Pemuda bersurai putih keunguan itu meronta di balik lengan sahabatnya. Juugo, sahabat yang rela menjadi pelampiasan amarah Suigetsu, hanya menangis dalam diam. Ia tak menyangka jika perempuan satu-satunya di kelompok mereka mati mengenaskan.
"Yang mati tak akan hidup lagi. Sesuatu yang telah terjadi tak mungkin dapat diulang kembali," ucap Sasuke, misterius.
Pemuda raven itu tampak muram. Tidak, ia tidaklah bersedih ketika kehilangan perempuan cerewet itu. Sasuke hanya kecewa, rencana yang telah ia susun tidak berjalan sempurna.
PEMBUNUH!
Mungkin itu yang akan dikatakan sahabatnya jika mengetahui dalang sebenarnya.
Apa peduli Sasuke?
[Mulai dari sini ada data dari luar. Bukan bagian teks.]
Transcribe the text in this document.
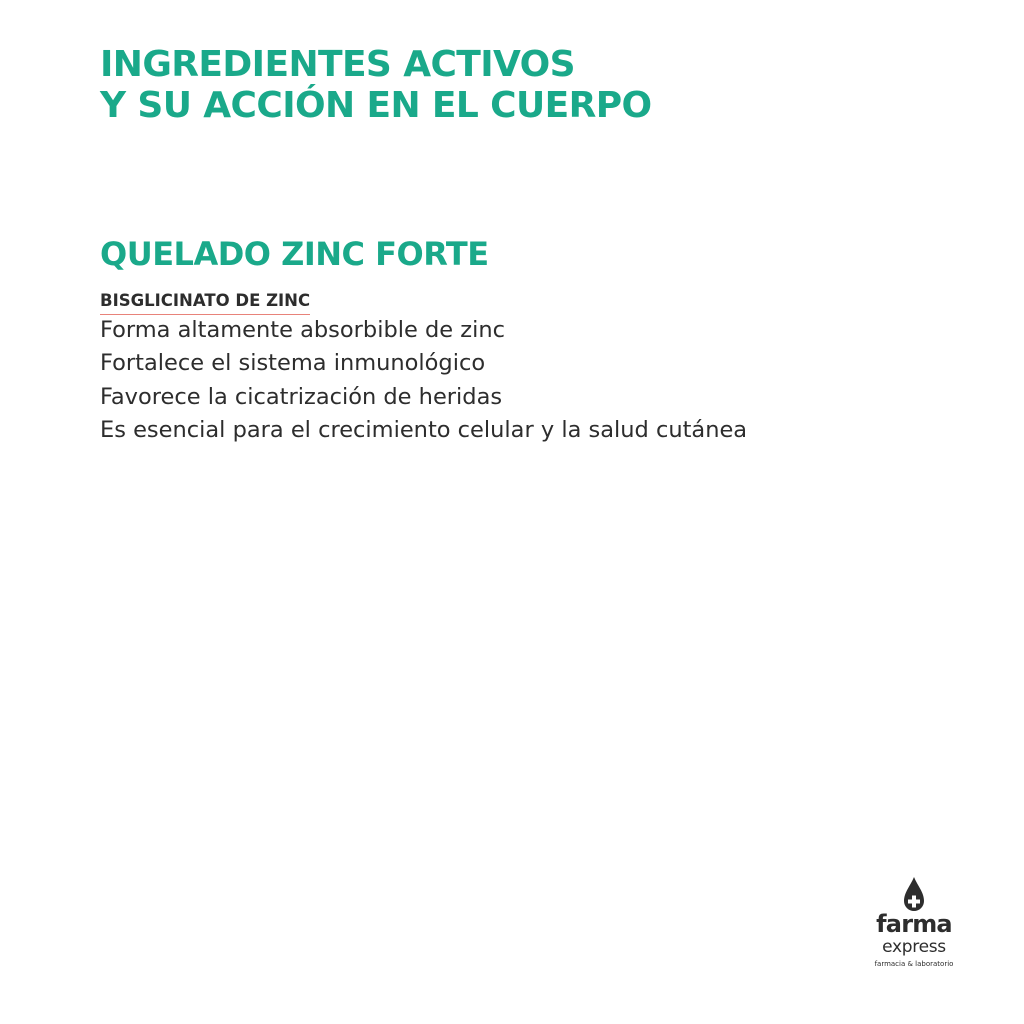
INGREDIENTES ACTIVOS
Y SU ACCIÓN EN EL CUERPO
QUELADO ZINC FORTE
BISGLICINATO DE ZINC
Forma altamente absorbible de zinc
Fortalece el sistema inmunológico
Favorece la cicatrización de heridas
Es esencial para el crecimiento celular y la salud cutánea
farma
express
farmacia & laboratorio
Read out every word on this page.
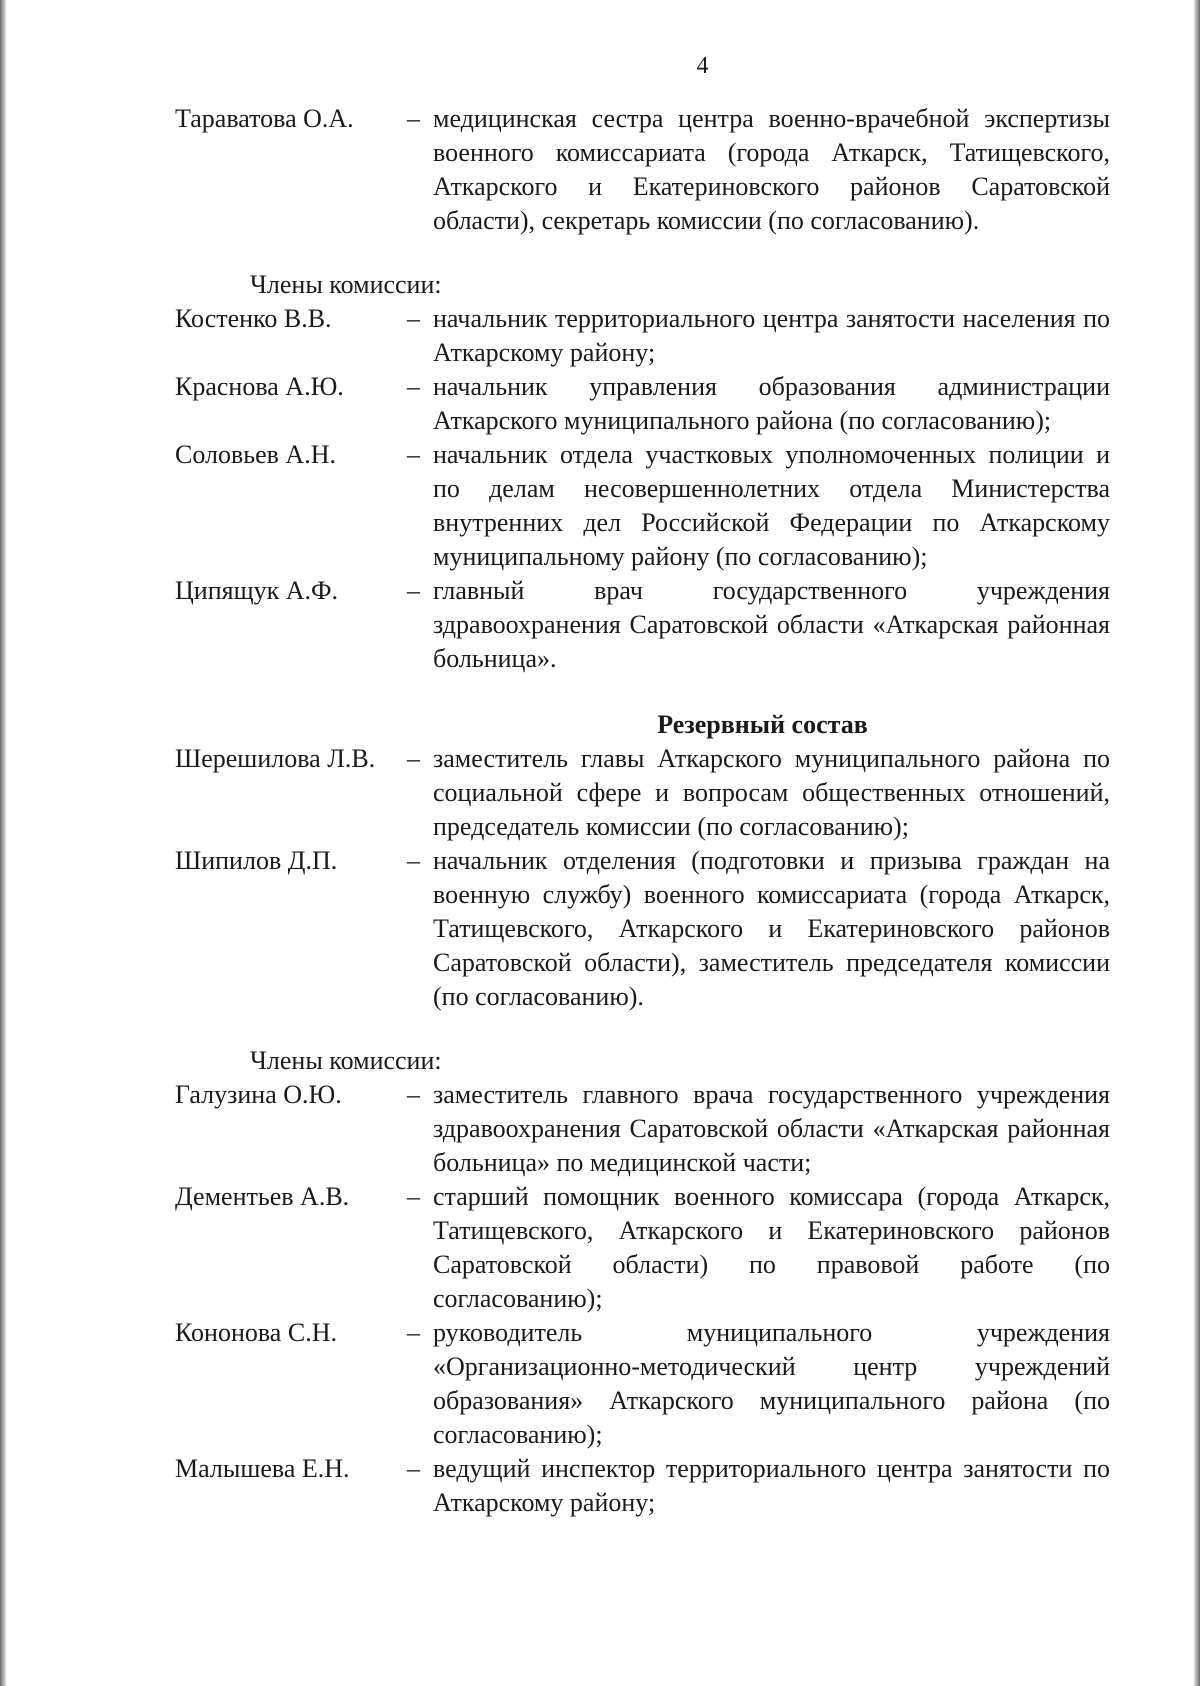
4
Тараватова О.А.	– медицинская сестра центра военно-врачебной экспертизы военного комиссариата (города Аткарск, Татищевского, Аткарского и Екатериновского районов Саратовской области), секретарь комиссии (по согласованию).
Члены комиссии:
Костенко В.В.	– начальник территориального центра занятости населения по Аткарскому району;
Краснова А.Ю.	– начальник управления образования администрации Аткарского муниципального района (по согласованию);
Соловьев А.Н.	– начальник отдела участковых уполномоченных полиции и по делам несовершеннолетних отдела Министерства внутренних дел Российской Федерации по Аткарскому муниципальному району (по согласованию);
Ципящук А.Ф.	– главный врач государственного учреждения здравоохранения Саратовской области «Аткарская районная больница».
Резервный состав
Шерешилова Л.В.	– заместитель главы Аткарского муниципального района по социальной сфере и вопросам общественных отношений, председатель комиссии (по согласованию);
Шипилов Д.П.	– начальник отделения (подготовки и призыва граждан на военную службу) военного комиссариата (города Аткарск, Татищевского, Аткарского и Екатериновского районов Саратовской области), заместитель председателя комиссии (по согласованию).
Члены комиссии:
Галузина О.Ю.	– заместитель главного врача государственного учреждения здравоохранения Саратовской области «Аткарская районная больница» по медицинской части;
Дементьев А.В.	– старший помощник военного комиссара (города Аткарск, Татищевского, Аткарского и Екатериновского районов Саратовской области) по правовой работе (по согласованию);
Кононова С.Н.	– руководитель муниципального учреждения «Организационно-методический центр учреждений образования» Аткарского муниципального района (по согласованию);
Малышева Е.Н.	– ведущий инспектор территориального центра занятости по Аткарскому району;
Karin tak bersalah! Keluarganya yang bersalah! Uzumaki keparat beserta saudara-saudaranya.
Beranjak dari kursi taman, Sasuke melangkah meninggalkan Suigetsu yang menangis tersedu-sedu, dan Juugo dengan luka-luka di sekujur tubuhnya, akibat menenangkan pemuda Hozuki itu.
.
.
.
Koridor sekolah memiliki keadaan yang berbanding terbalik dengan tamannya. Sepi, seolah warganya dibantai dalam waktu semalam. Konyol, ketika para siswi bergandengan tangan hanya untuk ke kamar kecil, takut arwah Karin menghantui mereka.
Pintu kelas bermodel geser itu berbunyi nyaring ketika dibuka. Tetapi, tak membuat siswa yang berdiskusi sampai menolehkan kepalanya.
"Ini kasus Uzumaki terakhir yang dibunuh," ujar Nara Shikamaru. Pemuda bermanik kuaci itu membolak-balikkan bukunya bosan.
"Namikaze, Uzumaki, dan Senju mengalami hal sama setelah Perdana Menteri Minato terbunuh," timpal Hyuuga Neji. Amethysnya melirik kanan-kiri dengan gusar.
"Bukankah ketiga klan itu memiliki hubungan darah?" tanya Rock Lee. Pemuda itu tak sesemangat biasanya.
Sasuke melangkah dengan santai menuju bangkunya. Tak dihiraukan diskusi para pemuda kekurangan kerjaan itu. Langkah kaki pemuda raven itu seringan bulu. Ia tak perlu terkejut dengan informasi terbunuhnya tiga klan terkutuk -menurutnya- karena kematian mereka adalah ulahnya di masa lalu. Tentu saja dengan sedikit bantuan. Well, saat itu dirinya masih duduk di Sekolah Dasar. Bantuan orang dewasa tentu diperlukan.
"Ya, tetapi putra Perdana Menteri Minato masih hidup sampai sekarang." Nara Shikamaru sukses membuat semua orang di ruangan terkejut, tak luput Sasuke. Bagaimana bisa ia tak mengetahui hal ini?
"Bukankah putra Yondaime-sama dinyatakan meninggal bersama istrinya, bahkan sebelum pembantaian Uchiha terjadi?" Lee mengutuk lidah buruknya, diliriknya pemuda satu-satunya yang selamat dari insiden Uchiha. Mulutnya bergumam 'lega' ketika Sasuke melewatinya begitu saja.
"Anak itu disembunyikan dari publik. Kudengar PM Minato menitipkannya pada Sandaime-sama sebelum pembunuhan terjadi di keluarganya," bisik Shikamaru. Tubuh sang Nara bergidik, seolah tengah membongkar rahasia besar negara. Manik kuacinya melirik tajam pada Sasuke yang tak acuh.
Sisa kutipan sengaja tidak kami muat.